For years I’ve heard about the National Air Force Museum at Wright-Patterson Air Force Base in Dayton, Ohio, and it has been on our bucket list. Yesterday, we got to cross it off.
We rode into Dayton with Greg and Jan and stopped at the Wright Brothers bicycle shop and museum, which are part of the Dayton Aviation Heritage National Historical Park. Included is a video and displays on the Wright brothers, who lived and worked in Dayton while experimenting with flying machines. Next door to the museum building is one of five buildings that housed their bicycle shop at different times. In addition to bicycles and airplanes, Wilbur and Orville Wright were also printers and newspaper and magazine publishers. Terry and I had toured the Historical Park before, but this was Greg and Jan’s first visit.
From there we drove to the Air Force Museum, which houses what must be the finest collection of military aircraft to be found anywhere in the world. The museum is divided into several galleries which cover everything from the early days of military aviation, World Wars I and II, the National Aviation Hall of Fame, Korea and Vietnam, the Cold War, and the Missile and Space Gallery.
There were airplanes everywhere! Sitting on the floor, hanging suspended from the ceiling; biplanes, tri-planes, single and multi-engine planes, helicopters, gliders, rockets – if it flies, they have it on display!
Besides the many airplanes, there is an amazing collection of historical aviation artifacts. We saw everything from experimental weapons, to pilots’ helmets and parachutes, to a scrap of fabric from the wreckage of Manfred Albrecht Freiherr von Richthofen, Germany’s fabled Red Baron of World War I fame.
There were also displays on escape and evasion tactics used by pilots shot down over hostile territory and on the experience of prisoners of war who were captured by the enemy.
This P–40E is painted in the colors of the famous Flying Tigers. They were also flown by the 99th Fighter Squadron, better known as the Tuskegee Airmen, America’s first African-American pilots.
This is the Bockscar, the famous B-29 bomber that dropped the Fat Man atomic bomb on Nagasaki, Japan on August 9, 1945, which led to Japan’s unconditional surrender five days later, and the end of World War II.
This is an aircraft I’m very familiar with, a Vietnam War–era Huey helicopter. They were workhorses in Vietnam, carrying troops, flying medevac missions, and serving as heavily armed gunships to support troops on the ground.
Standing on the floor and looking up in the Missile and Space Gallery was certainly impressive, with all of the massive rockets on display.

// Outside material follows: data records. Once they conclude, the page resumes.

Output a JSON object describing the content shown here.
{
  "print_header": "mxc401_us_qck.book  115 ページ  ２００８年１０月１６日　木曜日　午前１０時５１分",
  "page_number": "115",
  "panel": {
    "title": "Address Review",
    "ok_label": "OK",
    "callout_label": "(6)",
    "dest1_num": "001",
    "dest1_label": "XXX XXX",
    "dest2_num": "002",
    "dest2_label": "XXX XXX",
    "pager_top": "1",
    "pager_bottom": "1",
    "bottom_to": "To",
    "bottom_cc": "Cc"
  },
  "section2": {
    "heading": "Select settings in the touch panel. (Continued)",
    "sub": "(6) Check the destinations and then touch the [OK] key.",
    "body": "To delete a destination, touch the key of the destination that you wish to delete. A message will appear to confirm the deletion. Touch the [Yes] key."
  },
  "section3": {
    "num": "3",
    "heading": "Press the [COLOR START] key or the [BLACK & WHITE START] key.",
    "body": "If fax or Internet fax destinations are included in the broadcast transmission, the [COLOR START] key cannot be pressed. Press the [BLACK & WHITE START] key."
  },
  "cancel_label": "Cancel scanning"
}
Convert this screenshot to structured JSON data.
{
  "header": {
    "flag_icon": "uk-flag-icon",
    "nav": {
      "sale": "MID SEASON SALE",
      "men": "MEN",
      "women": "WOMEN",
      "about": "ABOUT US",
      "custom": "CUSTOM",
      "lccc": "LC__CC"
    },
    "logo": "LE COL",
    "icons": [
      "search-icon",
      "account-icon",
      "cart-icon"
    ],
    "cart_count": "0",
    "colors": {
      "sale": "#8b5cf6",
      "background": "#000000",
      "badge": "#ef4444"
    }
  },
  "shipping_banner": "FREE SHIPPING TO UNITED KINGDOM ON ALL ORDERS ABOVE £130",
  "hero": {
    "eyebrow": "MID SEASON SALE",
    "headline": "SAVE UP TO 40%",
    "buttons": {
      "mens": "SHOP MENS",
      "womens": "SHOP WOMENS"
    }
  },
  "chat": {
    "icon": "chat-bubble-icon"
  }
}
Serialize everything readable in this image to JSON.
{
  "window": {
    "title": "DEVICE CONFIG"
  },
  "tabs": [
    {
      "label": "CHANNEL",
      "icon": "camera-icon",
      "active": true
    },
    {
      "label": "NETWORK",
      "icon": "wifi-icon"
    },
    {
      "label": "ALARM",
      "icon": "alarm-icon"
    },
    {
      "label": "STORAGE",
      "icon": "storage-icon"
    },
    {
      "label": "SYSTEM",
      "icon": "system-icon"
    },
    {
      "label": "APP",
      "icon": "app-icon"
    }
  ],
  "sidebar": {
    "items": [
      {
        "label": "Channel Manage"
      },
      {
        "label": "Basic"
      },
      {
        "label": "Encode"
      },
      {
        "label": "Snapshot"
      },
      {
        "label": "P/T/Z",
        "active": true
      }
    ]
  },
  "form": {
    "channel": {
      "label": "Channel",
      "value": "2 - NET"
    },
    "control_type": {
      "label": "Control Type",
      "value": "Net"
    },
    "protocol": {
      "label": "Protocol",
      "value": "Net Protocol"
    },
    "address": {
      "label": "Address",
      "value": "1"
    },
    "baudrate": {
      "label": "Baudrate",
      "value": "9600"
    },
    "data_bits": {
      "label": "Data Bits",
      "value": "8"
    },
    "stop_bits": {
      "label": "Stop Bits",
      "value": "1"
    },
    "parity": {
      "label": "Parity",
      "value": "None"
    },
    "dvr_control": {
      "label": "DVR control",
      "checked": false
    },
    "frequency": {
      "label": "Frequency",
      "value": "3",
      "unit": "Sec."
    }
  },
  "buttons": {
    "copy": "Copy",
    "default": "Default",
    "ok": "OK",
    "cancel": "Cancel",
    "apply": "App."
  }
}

The museum also has an extensive gift shop, an IMAX theater, and visitors can arrange a guided tour of several Presidential aircraft housed on the main base.
This Lockheed C–141 Starlifter, nicknamed the Hanoi Taxi, brought the first American Vietnam War POWs back to freedom from Hanoi in 1973. Gypsy Journal blog reader Barry Crocker was on the ground crew at Clark Air Base in the Philippines when it landed with its first load of heroes and watched them offload from his position under the left wing. Thank you for your service, Barry.
It was a long day, but a lot of fun. The wind had really picked up by the time the museum closed and they were shooing all of us out the door. We stopped for dinner at Unos Chicago Grill and got back to the Indian Lakes campground somewhere around 8:30 PM.
And of course the party crowd of pipeline workers who have long-term spaces across from us were going at it full force. At 11:30, it was hard to hear our television inside our closed up motorhome over their loud music and the cars and trucks coming and going. We really like this Thousand Trails campground, but this nonsense gets old in a hurry. It’s a nice place during the week, but a madhouse on Friday and Saturday nights, and the rangers and management seem oblivious.
Thought For The Day – My ex-wife is living proof of just how stupid I can be.